January 14, 2017 (1 min read)

Adopting the dominant rule discussed in Larson’s Workers’ Compensation Law, Ch. 111, § 111.03, the Supreme Court of Washington held that a co-employee enjoys immunity under the exclusive remedy provisions of the state’s workers’ compensation law only when that co-employee is acting within the course and scope of the employment. Accordingly, the Court affirmed a decision allowing one co-employee, Entila, to maintain a negligence action against another, Cook, when Entila was struck and injured by an auto driven by Cook as Entila walked across an access road toward his own auto at the end of a work shift. The employer controlled both the access road and the adjacent parking lot and Cook, who also had just finished his shift, was heading home. That Entila collected workers compensation benefits for his injuries was not controlling, said the Court. The Court reasoned that although RCW 51.08.013 established benefit eligibility and employer immunity, it did not control third party immunity, which was guided by RCW 51.24.030. Not only did the statutory sections use different language, they served different purposes.

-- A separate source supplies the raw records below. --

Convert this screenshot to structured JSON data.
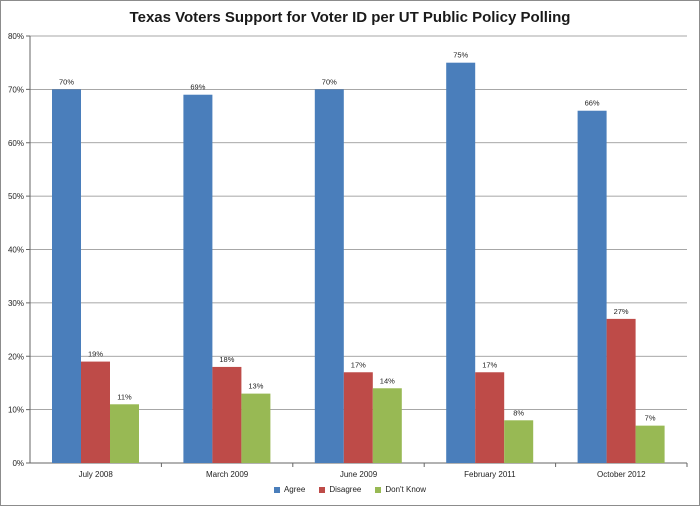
{
  "chart_data": {
    "type": "bar",
    "title": "Texas Voters Support for Voter ID per UT Public Policy Polling",
    "xlabel": "",
    "ylabel": "",
    "ylim": [
      0,
      80
    ],
    "yticks": [
      0,
      10,
      20,
      30,
      40,
      50,
      60,
      70,
      80
    ],
    "ytick_labels": [
      "0%",
      "10%",
      "20%",
      "30%",
      "40%",
      "50%",
      "60%",
      "70%",
      "80%"
    ],
    "categories": [
      "July 2008",
      "March 2009",
      "June 2009",
      "February 2011",
      "October 2012"
    ],
    "series": [
      {
        "name": "Agree",
        "color": "#4a7ebb",
        "values": [
          70,
          69,
          70,
          75,
          66
        ],
        "labels": [
          "70%",
          "69%",
          "70%",
          "75%",
          "66%"
        ]
      },
      {
        "name": "Disagree",
        "color": "#be4b48",
        "values": [
          19,
          18,
          17,
          17,
          27
        ],
        "labels": [
          "19%",
          "18%",
          "17%",
          "17%",
          "27%"
        ]
      },
      {
        "name": "Don't Know",
        "color": "#98b954",
        "values": [
          11,
          13,
          14,
          8,
          7
        ],
        "labels": [
          "11%",
          "13%",
          "14%",
          "8%",
          "7%"
        ]
      }
    ],
    "grid": true,
    "legend": "bottom"
  }
}
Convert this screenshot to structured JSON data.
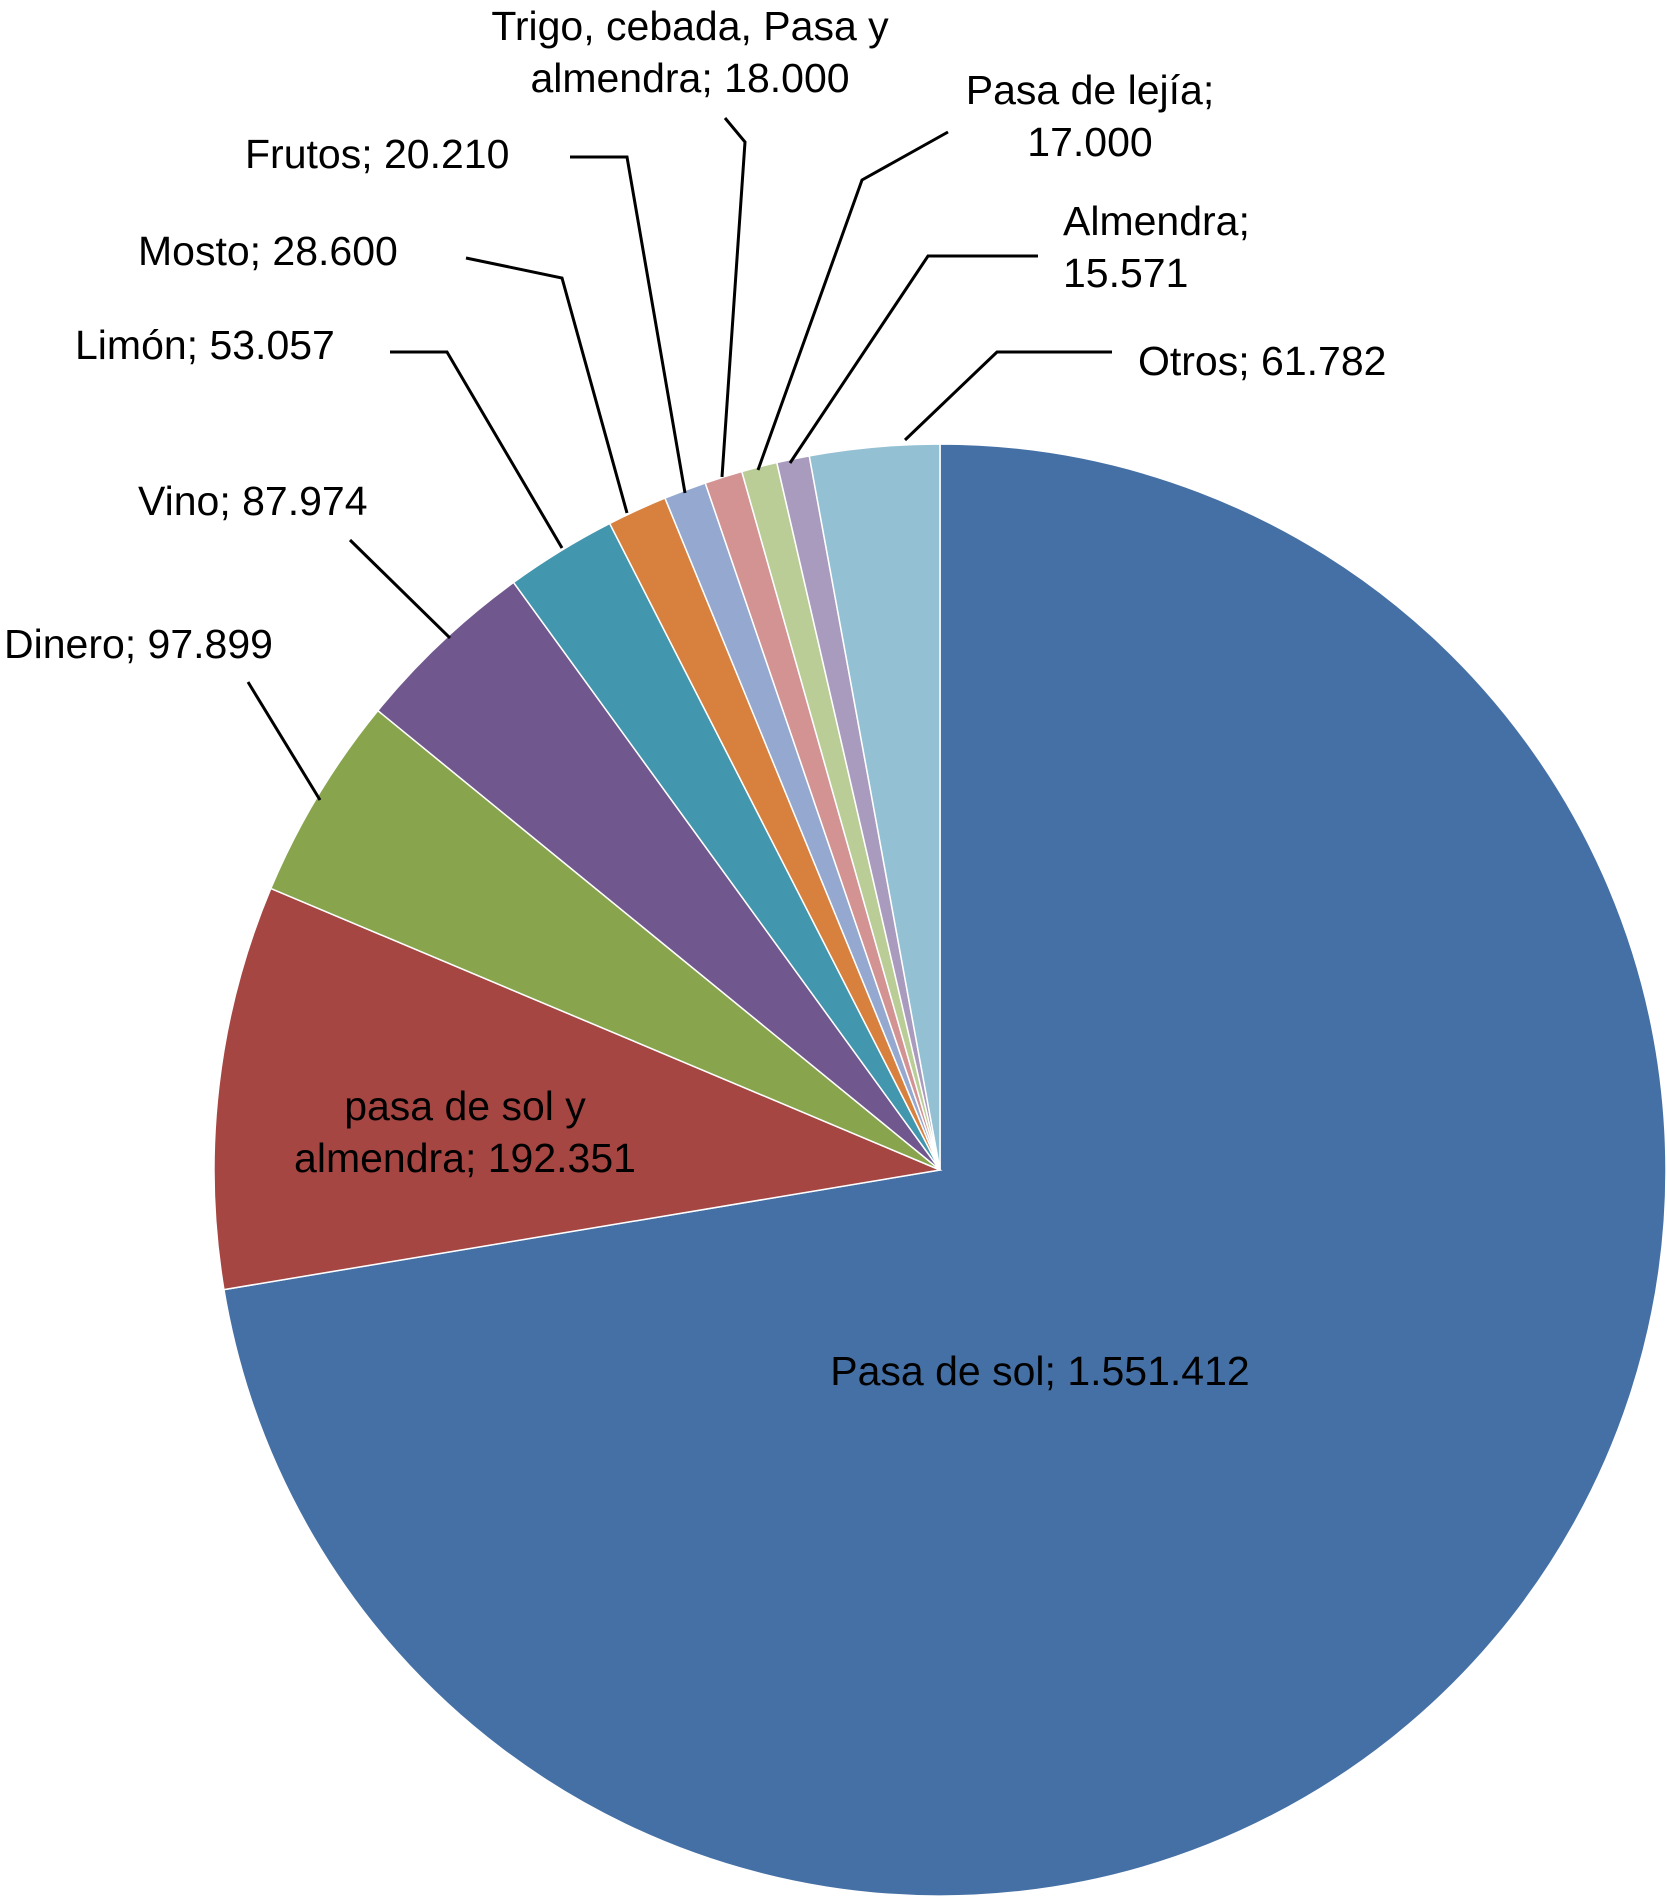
{
  "chart_data": {
    "type": "pie",
    "title": "",
    "start": "12 o'clock, clockwise",
    "slices": [
      {
        "label": "Pasa de sol; 1.551.412",
        "name": "Pasa de sol",
        "value": 1551412,
        "color": "#4570A5"
      },
      {
        "label": "pasa de sol y almendra; 192.351",
        "name": "pasa de sol y almendra",
        "value": 192351,
        "color": "#A64643"
      },
      {
        "label": "Dinero; 97.899",
        "name": "Dinero",
        "value": 97899,
        "color": "#88A54E"
      },
      {
        "label": "Vino; 87.974",
        "name": "Vino",
        "value": 87974,
        "color": "#70578D"
      },
      {
        "label": "Limón; 53.057",
        "name": "Limón",
        "value": 53057,
        "color": "#4296AD"
      },
      {
        "label": "Mosto; 28.600",
        "name": "Mosto",
        "value": 28600,
        "color": "#D8803D"
      },
      {
        "label": "Frutos; 20.210",
        "name": "Frutos",
        "value": 20210,
        "color": "#95A9D0"
      },
      {
        "label": "Trigo, cebada, Pasa y almendra; 18.000",
        "name": "Trigo, cebada, Pasa y almendra",
        "value": 18000,
        "color": "#D29392"
      },
      {
        "label": "Pasa de lejía; 17.000",
        "name": "Pasa de lejía",
        "value": 17000,
        "color": "#BACD96"
      },
      {
        "label": "Almendra; 15.571",
        "name": "Almendra",
        "value": 15571,
        "color": "#A99BBE"
      },
      {
        "label": "Otros; 61.782",
        "name": "Otros",
        "value": 61782,
        "color": "#93C0D3"
      }
    ]
  }
}
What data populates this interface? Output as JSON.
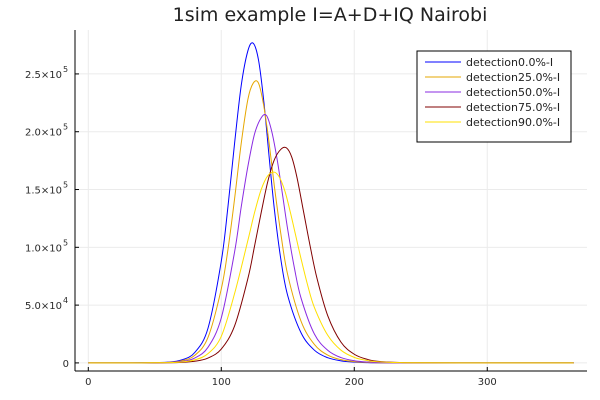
{
  "chart_data": {
    "type": "line",
    "title": "1sim example I=A+D+IQ Nairobi",
    "xlabel": "",
    "ylabel": "",
    "xlim": [
      -10,
      375
    ],
    "ylim": [
      -7000,
      288000
    ],
    "x_ticks": [
      {
        "value": 0,
        "label": "0"
      },
      {
        "value": 100,
        "label": "100"
      },
      {
        "value": 200,
        "label": "200"
      },
      {
        "value": 300,
        "label": "300"
      }
    ],
    "y_ticks": [
      {
        "value": 0,
        "mantissa": "0",
        "exp": ""
      },
      {
        "value": 50000,
        "mantissa": "5.0×10",
        "exp": "4"
      },
      {
        "value": 100000,
        "mantissa": "1.0×10",
        "exp": "5"
      },
      {
        "value": 150000,
        "mantissa": "1.5×10",
        "exp": "5"
      },
      {
        "value": 200000,
        "mantissa": "2.0×10",
        "exp": "5"
      },
      {
        "value": 250000,
        "mantissa": "2.5×10",
        "exp": "5"
      }
    ],
    "grid": true,
    "legend_position": "top-right",
    "series": [
      {
        "name": "detection0.0%-I",
        "color": "#0000ff",
        "x": [
          0,
          20,
          40,
          60,
          70,
          80,
          90,
          100,
          105,
          110,
          115,
          120,
          124,
          128,
          132,
          136,
          140,
          145,
          150,
          160,
          170,
          180,
          190,
          200,
          210,
          220,
          240,
          280,
          365
        ],
        "values": [
          0,
          0,
          100,
          700,
          2500,
          9000,
          30000,
          88000,
          135000,
          190000,
          240000,
          270000,
          276500,
          262000,
          226000,
          178000,
          132000,
          88000,
          58000,
          26000,
          11000,
          4500,
          1800,
          700,
          250,
          80,
          10,
          0,
          0
        ]
      },
      {
        "name": "detection25.0%-I",
        "color": "#e6a700",
        "x": [
          0,
          20,
          40,
          60,
          70,
          80,
          90,
          100,
          105,
          110,
          115,
          120,
          124,
          128,
          132,
          136,
          140,
          145,
          150,
          160,
          170,
          180,
          190,
          200,
          210,
          220,
          240,
          280,
          365
        ],
        "values": [
          0,
          0,
          80,
          500,
          1800,
          6500,
          22000,
          64000,
          98000,
          142000,
          190000,
          228000,
          242000,
          242000,
          222000,
          190000,
          152000,
          110000,
          76000,
          36000,
          16000,
          6800,
          2800,
          1100,
          420,
          150,
          20,
          0,
          0
        ]
      },
      {
        "name": "detection50.0%-I",
        "color": "#8a2be2",
        "x": [
          0,
          20,
          40,
          60,
          70,
          80,
          90,
          100,
          110,
          115,
          120,
          125,
          130,
          134,
          138,
          142,
          146,
          150,
          155,
          160,
          170,
          180,
          190,
          200,
          210,
          220,
          240,
          280,
          365
        ],
        "values": [
          0,
          0,
          60,
          400,
          1200,
          4200,
          13500,
          39000,
          96000,
          135000,
          170000,
          198000,
          212000,
          214000,
          200000,
          176000,
          146000,
          115000,
          82000,
          56000,
          25000,
          11000,
          4600,
          1900,
          750,
          280,
          40,
          0,
          0
        ]
      },
      {
        "name": "detection75.0%-I",
        "color": "#800000",
        "x": [
          0,
          20,
          40,
          60,
          70,
          80,
          90,
          100,
          110,
          120,
          125,
          130,
          135,
          140,
          145,
          149,
          153,
          157,
          162,
          167,
          172,
          180,
          190,
          200,
          210,
          220,
          240,
          280,
          365
        ],
        "values": [
          0,
          0,
          30,
          150,
          450,
          1400,
          4200,
          12000,
          32000,
          73000,
          101000,
          130000,
          157000,
          176000,
          185000,
          186000,
          178000,
          160000,
          130000,
          100000,
          73000,
          41000,
          18000,
          7500,
          3000,
          1100,
          150,
          0,
          0
        ]
      },
      {
        "name": "detection90.0%-I",
        "color": "#ffe000",
        "x": [
          0,
          20,
          40,
          60,
          70,
          80,
          90,
          100,
          110,
          120,
          125,
          130,
          135,
          140,
          144,
          148,
          152,
          156,
          160,
          165,
          170,
          180,
          190,
          200,
          210,
          220,
          240,
          280,
          365
        ],
        "values": [
          0,
          0,
          50,
          250,
          800,
          2600,
          8000,
          23000,
          60000,
          106000,
          130000,
          150000,
          162000,
          165000,
          160000,
          148000,
          130000,
          110000,
          90000,
          67000,
          48000,
          24000,
          11000,
          4800,
          2000,
          800,
          120,
          0,
          0
        ]
      }
    ]
  }
}
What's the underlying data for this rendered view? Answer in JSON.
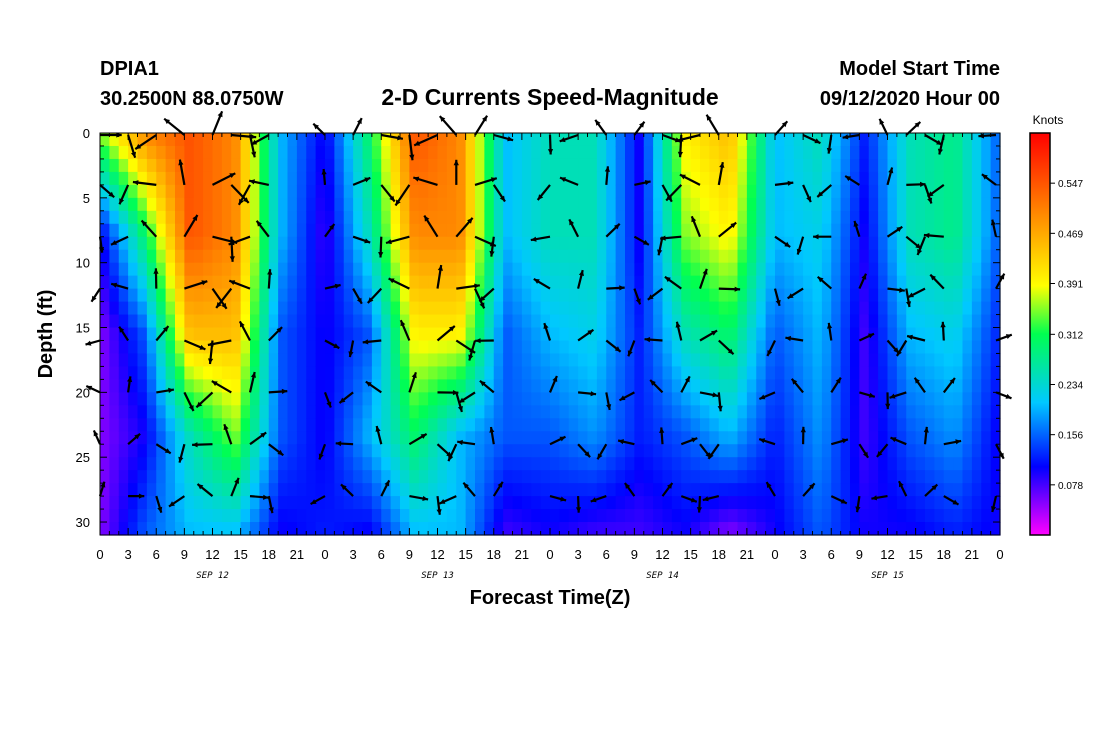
{
  "header": {
    "station": "DPIA1",
    "coords": "30.2500N 88.0750W",
    "title": "2-D Currents Speed-Magnitude",
    "model_label": "Model Start Time",
    "model_time": "09/12/2020 Hour 00"
  },
  "chart_data": {
    "type": "heatmap",
    "title": "2-D Currents Speed-Magnitude",
    "xlabel": "Forecast Time(Z)",
    "ylabel": "Depth (ft)",
    "xlim": [
      0,
      96
    ],
    "ylim": [
      31,
      0
    ],
    "x_ticks": [
      "0",
      "3",
      "6",
      "9",
      "12",
      "15",
      "18",
      "21",
      "0",
      "3",
      "6",
      "9",
      "12",
      "15",
      "18",
      "21",
      "0",
      "3",
      "6",
      "9",
      "12",
      "15",
      "18",
      "21",
      "0",
      "3",
      "6",
      "9",
      "12",
      "15",
      "18",
      "21",
      "0"
    ],
    "y_ticks": [
      "0",
      "5",
      "10",
      "15",
      "20",
      "25",
      "30"
    ],
    "y_tick_values": [
      0,
      5,
      10,
      15,
      20,
      25,
      30
    ],
    "date_labels": [
      "SEP 12",
      "SEP 13",
      "SEP 14",
      "SEP 15"
    ],
    "colorbar": {
      "unit": "Knots",
      "range": [
        0.0,
        0.625
      ],
      "ticks": [
        "0.078",
        "0.156",
        "0.234",
        "0.312",
        "0.391",
        "0.469",
        "0.547"
      ],
      "tick_values": [
        0.078,
        0.156,
        0.234,
        0.312,
        0.391,
        0.469,
        0.547
      ],
      "colors": [
        "#ff00ff",
        "#0000ff",
        "#00c8ff",
        "#00ff50",
        "#ffff00",
        "#ff8800",
        "#ff0000"
      ]
    },
    "arrow_columns_hours": [
      0,
      3,
      6,
      9,
      12,
      14,
      16,
      18,
      24,
      27,
      30,
      33,
      36,
      38,
      40,
      42,
      48,
      51,
      54,
      57,
      60,
      62,
      64,
      66,
      72,
      75,
      78,
      81,
      84,
      86,
      88,
      90,
      96
    ],
    "arrow_rows_ft": [
      0,
      4,
      8,
      12,
      16,
      20,
      24,
      28
    ],
    "speed_field_knots": [
      [
        0.35,
        0.1,
        0.05,
        0.05,
        0.05
      ],
      [
        0.5,
        0.3,
        0.15,
        0.1,
        0.15
      ],
      [
        0.55,
        0.55,
        0.45,
        0.25,
        0.2
      ],
      [
        0.5,
        0.5,
        0.45,
        0.35,
        0.2
      ],
      [
        0.2,
        0.2,
        0.15,
        0.15,
        0.1
      ],
      [
        0.1,
        0.08,
        0.1,
        0.1,
        0.12
      ],
      [
        0.3,
        0.25,
        0.15,
        0.2,
        0.1
      ],
      [
        0.55,
        0.5,
        0.4,
        0.3,
        0.2
      ],
      [
        0.5,
        0.5,
        0.4,
        0.2,
        0.2
      ],
      [
        0.2,
        0.2,
        0.15,
        0.15,
        0.08
      ],
      [
        0.25,
        0.25,
        0.2,
        0.15,
        0.1
      ],
      [
        0.25,
        0.25,
        0.22,
        0.18,
        0.08
      ],
      [
        0.1,
        0.1,
        0.12,
        0.12,
        0.08
      ],
      [
        0.4,
        0.35,
        0.25,
        0.15,
        0.1
      ],
      [
        0.45,
        0.4,
        0.3,
        0.2,
        0.05
      ],
      [
        0.2,
        0.2,
        0.15,
        0.12,
        0.1
      ],
      [
        0.25,
        0.22,
        0.2,
        0.18,
        0.15
      ],
      [
        0.12,
        0.1,
        0.08,
        0.08,
        0.1
      ],
      [
        0.25,
        0.25,
        0.2,
        0.15,
        0.1
      ],
      [
        0.28,
        0.28,
        0.22,
        0.18,
        0.12
      ],
      [
        0.15,
        0.15,
        0.12,
        0.1,
        0.1
      ]
    ]
  }
}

To be immune from suit, Cook was required to show that he was “in the same employ.” Citing earlier decisions, the Court indicated Cook was, therefore, required to show that at the time of the accident he was still within the course and scope of his employment. He failed to do so.

Thomas A. Robinson, J.D., the Feature National Columnist for the LexisNexis Workers’ Compensation eNewsletter, is the co-author of Larson’s Workers’ Compensation Law (LexisNexis).

LexisNexis Online Subscribers: Citations below link to Lexis Advance.

See Entila v. Cook, 2017 Wash. LEXIS 72 (Jan. 12, 2017)

See generally Larson’s Workers’ Compensation Law, § 111.03.